C'est le début d'une course folle qui durera 72 heures. Au cours de ces quelques heures, un immeuble sera dynamité, des voitures cassées, un homme égorgé, plusieurs autres tués par balles... Le pauvre Bernard, qui n'en avait pas tant demandé, se retrouve mêlé à une histoire politicienne qui le dépasse largement.

Trois jours d'engatse est le premier roman de Philippe Carrese, et déjà on y retrouve les éléments incontournables : le "parler marseillais" bien sûr, l'humour mordant, les personnages décrits avec beaucoup de minutie, les actions qui s'enchaînent à une rapidité vertigineuse... Mais surtout il y a Marseille. Marseille en long, en large et en travers. Philippe Carrese nous offre une visite guidée, drôle, critique, grinçante, mais aussi tendre et inquiète.
Comme en lisant Conduite accompagnée, j'ai ri aux éclats à de nombreuses reprises.

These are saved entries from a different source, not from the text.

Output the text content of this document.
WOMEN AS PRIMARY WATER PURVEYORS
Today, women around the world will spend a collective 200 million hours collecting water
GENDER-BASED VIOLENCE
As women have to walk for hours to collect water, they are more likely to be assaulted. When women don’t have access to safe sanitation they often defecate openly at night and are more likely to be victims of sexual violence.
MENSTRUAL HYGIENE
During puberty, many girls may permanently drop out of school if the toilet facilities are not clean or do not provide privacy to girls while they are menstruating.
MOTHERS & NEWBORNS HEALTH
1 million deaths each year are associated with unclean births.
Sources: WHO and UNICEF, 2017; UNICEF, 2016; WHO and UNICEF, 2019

Philippe Carrese a l'art de retourner les situations. au moment le plus angoissant, il a toujours une petite phrase qui va vous désarçonner. Autre régal, le lexique à la fin de l'ouvrage avec les mots de chez moi : "ensuqué", "mon béu", "estranciner"... Et si vous n'êtes pas de chez moi, vous en rirez sûrement d'autant plus, car ils auront l'attrait de la nouveauté.

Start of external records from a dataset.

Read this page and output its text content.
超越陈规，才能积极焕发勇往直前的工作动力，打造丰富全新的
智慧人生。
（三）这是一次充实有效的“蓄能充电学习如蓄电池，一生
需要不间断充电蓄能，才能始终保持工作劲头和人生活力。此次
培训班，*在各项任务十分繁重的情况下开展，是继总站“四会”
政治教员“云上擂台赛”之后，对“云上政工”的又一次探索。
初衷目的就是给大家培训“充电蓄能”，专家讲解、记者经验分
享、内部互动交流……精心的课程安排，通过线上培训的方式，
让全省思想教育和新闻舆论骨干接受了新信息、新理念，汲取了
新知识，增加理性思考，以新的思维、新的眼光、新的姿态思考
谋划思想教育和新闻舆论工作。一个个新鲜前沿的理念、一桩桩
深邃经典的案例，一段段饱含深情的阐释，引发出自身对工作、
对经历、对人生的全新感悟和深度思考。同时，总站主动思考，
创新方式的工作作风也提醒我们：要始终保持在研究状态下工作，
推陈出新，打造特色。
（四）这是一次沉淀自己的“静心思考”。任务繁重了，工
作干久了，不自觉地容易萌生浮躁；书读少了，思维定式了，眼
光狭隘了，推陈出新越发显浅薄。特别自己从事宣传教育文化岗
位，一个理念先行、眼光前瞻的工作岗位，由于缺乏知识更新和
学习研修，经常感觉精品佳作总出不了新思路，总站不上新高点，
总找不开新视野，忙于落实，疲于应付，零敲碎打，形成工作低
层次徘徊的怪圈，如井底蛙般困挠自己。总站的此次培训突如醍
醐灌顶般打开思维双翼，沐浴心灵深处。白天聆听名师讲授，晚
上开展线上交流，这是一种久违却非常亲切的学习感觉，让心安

Un seul bémol peut-être : la fin du récit m'a un peu déçue, même si elle m'a fait sourire. J'ai eu l'impression que Carrese, débordé par sa propre histoire, l'avait conclu un peu à la va vite.
Voir aussi Une belle histoire d'amour, Les veuves gigognes et l'interview qu'il a accordée à Biblioblog.

Extrait :

"Qu'est-ce qu'elle est belle, cette rue ! Il y a une plaque sur laquelle est écrit rue Canebière, mais ça, il faut s'y faire... Ici, au plus la rue est petite, au plus elle s'appelle boulevard. Dans les quartiers à petites traverses, comme à Endoumes ou La Belle de Mai, la moindre traviole, c'est l'avenue Machin... avec des noms incroyables que dégun connaît... Des notabilités du quartier, sans doute.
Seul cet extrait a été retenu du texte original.